Lawmakers held a public hearing Wednesday on a bill that would give Wisconsin municipalities a new means of tearing down blighted buildings that contain asbestos and other contaminants.
The proposal, labeled Senate Bill 518, would give local governments authority to create a tax increment finance district to pay for the costs of environmental clean-up work that could arise from demolishing a blighted building. Currently, state law doesn’t give local governments authority to use TIF districts to finance clean-up work that might —say — result from disturbing asbestos in a vacant building.
Seth Hudson, director of economic development services for consultant Cedar Corp. said “hundreds if not thousands” of vacant buildings around the state contain environmental contamination such as asbestos. The presence of such toxins are often enough to dissuade developers. And cities can’t use TIF incentives to pay for such remediation work.
“Think about all the old schools, hospitals alone that would have that,” Hudson said. “Typically any structures that was built prior to the ’70s late ’60s has asbestos in it.”
The bill, co-authored by Sen. Robert Cowles, R-Green Bay, and Rep. David Armstrong, R-Rice Lake, received a public hearing before the Senate’s Committee on Natural Resources and Energy.
Cities now have authority to create an environmental remediation TIF district to cover the costs of cleaning up latent environmental contamination.

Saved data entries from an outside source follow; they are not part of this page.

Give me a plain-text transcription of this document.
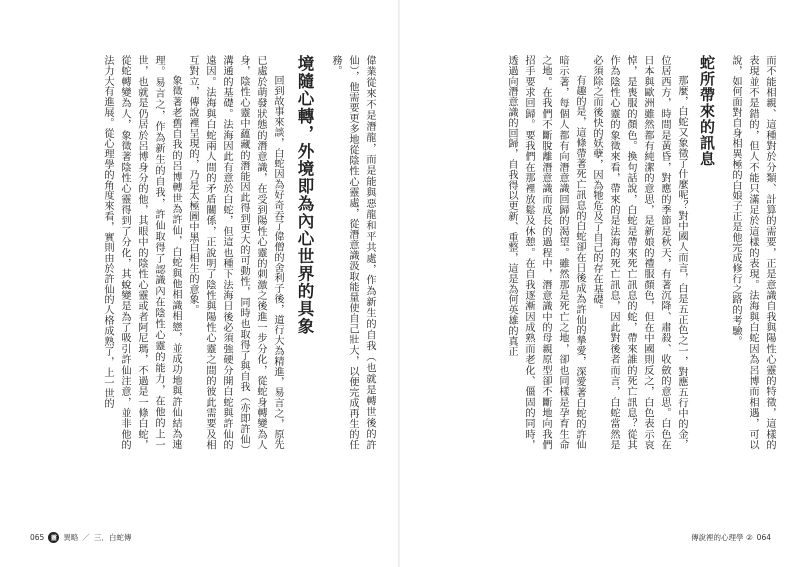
而不能相親、這種對於分類、計算的需要，正是意識自我與陽性心靈的特徵，這樣的表現並不是錯的，但人不能只滿足於這樣的表現。法海與白蛇因為呂博而相遇，可以說，如何面對自身相異極的白娘子正是他完成修行之路的考驗。

蛇所帶來的訊息

那麼，白蛇又象徵了什麼呢？對中國人而言，白是五正色之一，對應五行中的金，位居西方，時間是黃昏，對應的季節是秋天，有著沉降、肅殺、收斂的意思。白色在日本與歐洲雖然都有純潔的意思，是新娘的禮服顏色，但在中國則反之，白色表示哀悼，是喪服的顏色。換句話說，白蛇是帶來死亡訊息的蛇，帶來誰的死亡訊息？從其作為陰性心靈的象徵來看，帶來的是法海的死亡訊息，因此對後者而言，白蛇當然是必須除之而後快的妖孽，因為牠危及了自己的存在基礎。

有趣的是，這條帶著死亡訊息的白蛇卻在日後成為許仙的摯愛，深愛著白蛇的許仙暗示著，每個人都有向潛意識回歸的渴望。雖然那是死亡之地，卻也同樣是孕育生命之地。在我們不斷脫離潛意識而成長的過程中，潛意識中的母親原型卻不斷地向我們招手要求回歸。要我們在那裡放鬆及休憩。在自我逐漸因成熟而老化、僵固的同時，透過向潛意識的回歸，自我得以更新、重整，這是為何英雄的真正

傳說裡的心理學 ② 064

偉業從來不是潛龍，而是能與惡龍和平共處，作為新生的自我（也就是轉世後的許仙），他需要更多地從陰性心靈處，從潛意識汲取能量使自己壯大，以便完成再生的任務。

境隨心轉，外境即為內心世界的具象

回到故事來談，白蛇因為好奇吞了偉僧的舍利子後，道行大為精進，易言之，原先已處於萌發狀態的潛意識，在受到陽性心靈的刺激之後進一步分化，從蛇身轉變為人身，陰性心靈中蘊藏的潛能因此得到更大的可動性，同時也取得了與自我（亦即許仙）溝通的基礎。法海因此有意於白蛇，但這也種下法海日後必須強硬分開白蛇與許仙的遠因。法海與白蛇兩人間的矛盾關係，正說明了陰性與陽性心靈之間的彼此需要及相互對立，傳說裡呈現的，乃是太極圖中黑白相生的意象。

象徵著老舊自我的呂博轉世為許仙，白蛇與他相識相戀，並成功地與許仙結為連理。易言之，作為新生的自我，許仙取得了認識內在陰性心靈的能力，在他的上一世，也就是仍居於呂博身分的他，其眼中的陰性心靈或者阿尼瑪，不過是一條白蛇，從蛇轉變為人，象徵著陰性心靈得到了分化，其蛻變是為了吸引許仙注意，並非他的法力大有進展。從心理學的角度來看，實則由於許仙的人格成熟了，上一世的

065	靈 異略 ／ 三．白蛇傳
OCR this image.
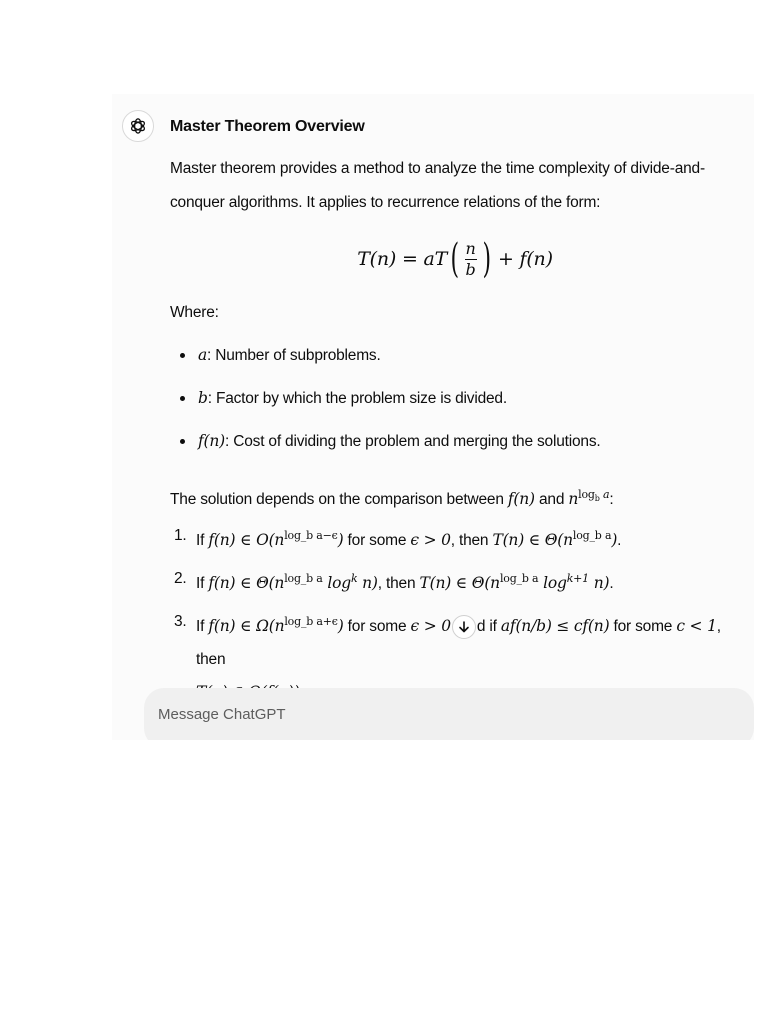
Master Theorem Overview

Master theorem provides a method to analyze the time complexity of divide-and-conquer algorithms. It applies to recurrence relations of the form:

T(n) = aT ( $\frac{n}{b}$ ) + f(n)
Where:
a: Number of subproblems.
b: Factor by which the problem size is divided.
f(n): Cost of dividing the problem and merging the solutions.
The solution depends on the comparison between f(n) and $n^{log_b a}$:
1. If f(n) ∈ $O(n^{log\_b a-\epsilon})$ for some ϵ > 0, then T(n) ∈ $\Theta(n^{log\_b a})$.
2. If f(n) ∈ $\Theta(n^{log\_b a}$ $\log^k n$), then T(n) ∈ $\Theta(n^{log\_b a}$ $\log^{k+1} n$).
3. If f(n) ∈ $\Omega(n^{log\_b a+\epsilon})$ for some ϵ > 0 d if af(n/b) ≤ cf(n) for some c < 1, then

Message ChatGPT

The bill would allow municipalities to create such financing districts to pay for cleaning up environmental contamination caused by the redevelopment of a building — a use that’s not now listed in state law.
A number of groups have registered in favor of the proposal, including the Wisconsin League of Municipalities, Wisconsin Manufacturers and Commerce, the Wisconsin Realtors Association and the Wisconsin Economic Development Association.
Michael Welsh, legislative affairs director for WEDA, said the bill would expand the “economic toolbox” for local governments.
“This would provide a little flexibility to revitalize downtowns, industrial corridors and clean up some spaces that would spur additional redevelopment, tax base growth,” he said.
Cowles said there are 16 TIF districts around the state specifically created to deal with environmental contamination — a number that hardly approaches the number of polluted buildings in Wisconsin.
“We’ve all driven past buildings in our respective districts wondering ‘why doesn’t someone do something with that abandoned building?’ or ‘It’s a shame that building is still vacant,”” Cowles said. “Often it’s due to the fact that these buildings hold various harmful contaminants which require costly remediation and could possibly prevent redevelopment opportunities from coming to fruition.”
Armstrong, likewise, said a vacant elementary school in Rice Lake occupies a prime site for a housing development — the sort of project that’s in demand in his northern Wisconsin city, which has a population of 9,000. The property contains asbestos and formaldehyde, however, which is scaring off developers.
The bill, he said, could give the city authority to redevelop the property by creating a TIF district to finance environmental-remediation work.
“Rice Lake alone has three properties that could probabaly benefit from this, that have languished for years,” Armstrong said.